Note that in each case "Assimilant mass:" refers to the mass of solid assimilant, which is made up of the mineral phases that you define phase and end member proportions for. The "Liquid mass:" line is for the liquid or bulk assimilant. The .melts output is a bit confusing, as the liquid mass line is early on in the file but the oxide wt% values that belong to the liquid or bulk assimilant are printed last (i.e. the lines at the bottom of the larger .melts files). If alphaMELTS was crashing it might have been a divide by zero error.
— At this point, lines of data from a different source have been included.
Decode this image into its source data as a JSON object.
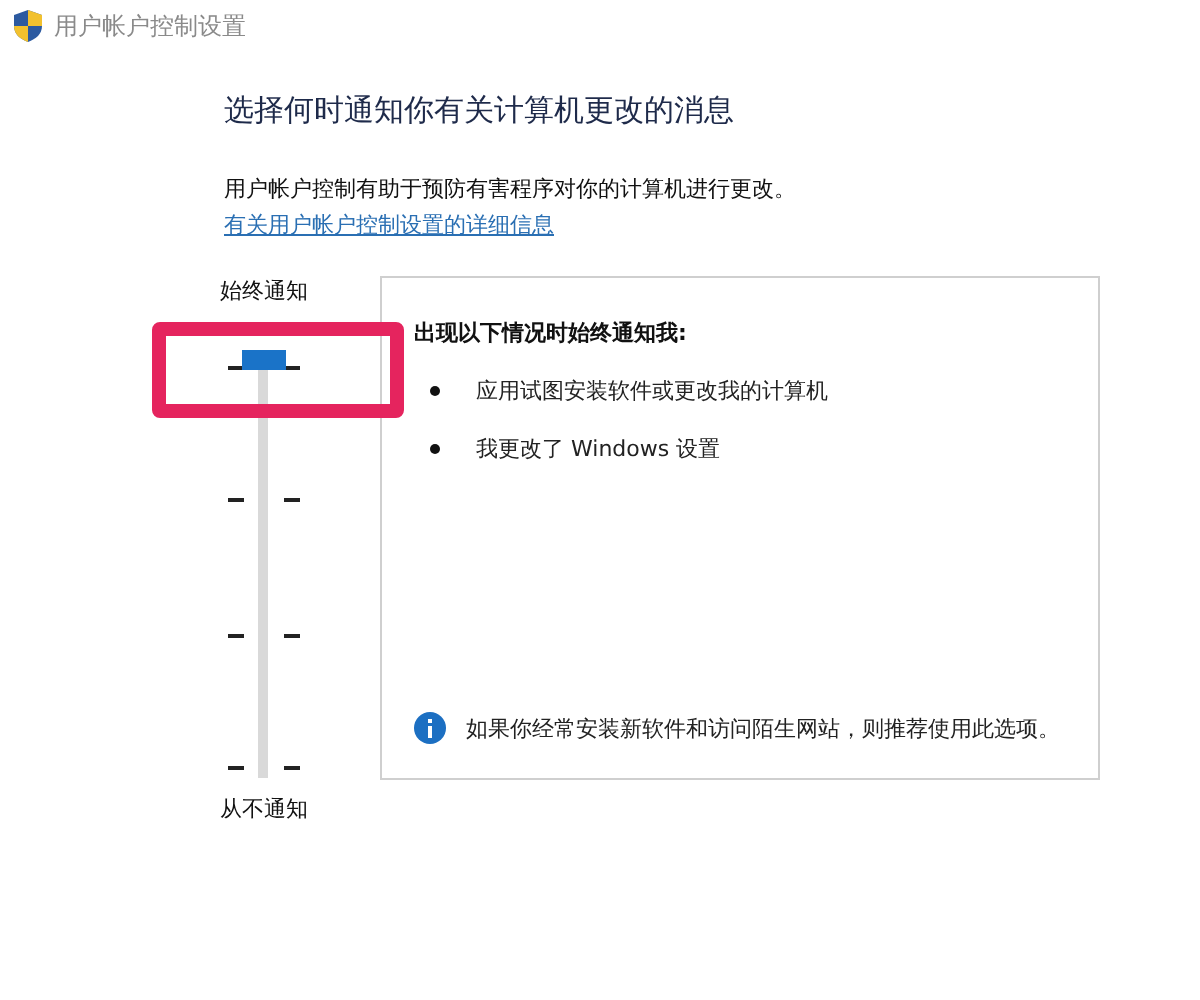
{
  "window": {
    "title": "用户帐户控制设置"
  },
  "heading": "选择何时通知你有关计算机更改的消息",
  "description": "用户帐户控制有助于预防有害程序对你的计算机进行更改。",
  "link": "有关用户帐户控制设置的详细信息",
  "slider": {
    "top_label": "始终通知",
    "bottom_label": "从不通知",
    "level": 1,
    "highlighted": true
  },
  "panel": {
    "title": "出现以下情况时始终通知我:",
    "bullets": [
      "应用试图安装软件或更改我的计算机",
      "我更改了 Windows 设置"
    ],
    "note": "如果你经常安装新软件和访问陌生网站，则推荐使用此选项。"
  }
}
test 3 illustrates another extension in alphaMELTS 2 where phase mass proportions are given, in this case 100 wt% olivine (note that the line is "Assimilant: olivine mass 100.00", whereas in test 1 it is "Assimilant: olivine 100.00"). The oxide wt % values then refer to whatever the most recent "mass" line was. You can have multiple solid phases. This replaces the alphaMELTS 1.X assimilation option with separate .melts enrichment files for each mineral phase (see here).

For isothermal conditions bulk assimilation and liquid assimilation are the same and you can just use a "Liquid mass:" line and then make sure the oxide wt % lines come before any other phase mass lines. For isenthalpic or isentropic calculations, it will be the metastable liquid properties that are used to calculate the reference enthalpy or entropy of the assimilant respectively.

There will be an option to equilibrate the assimilant, which will be replacing the binary file assimilant from alphaMELTS 1.9. Instead of having to write out and read in binary files, though, the user will be able to simply swap the (already equilibrated) system and assimilant properties. It's not fully implemented yet, but it's coming soon. So watch this space!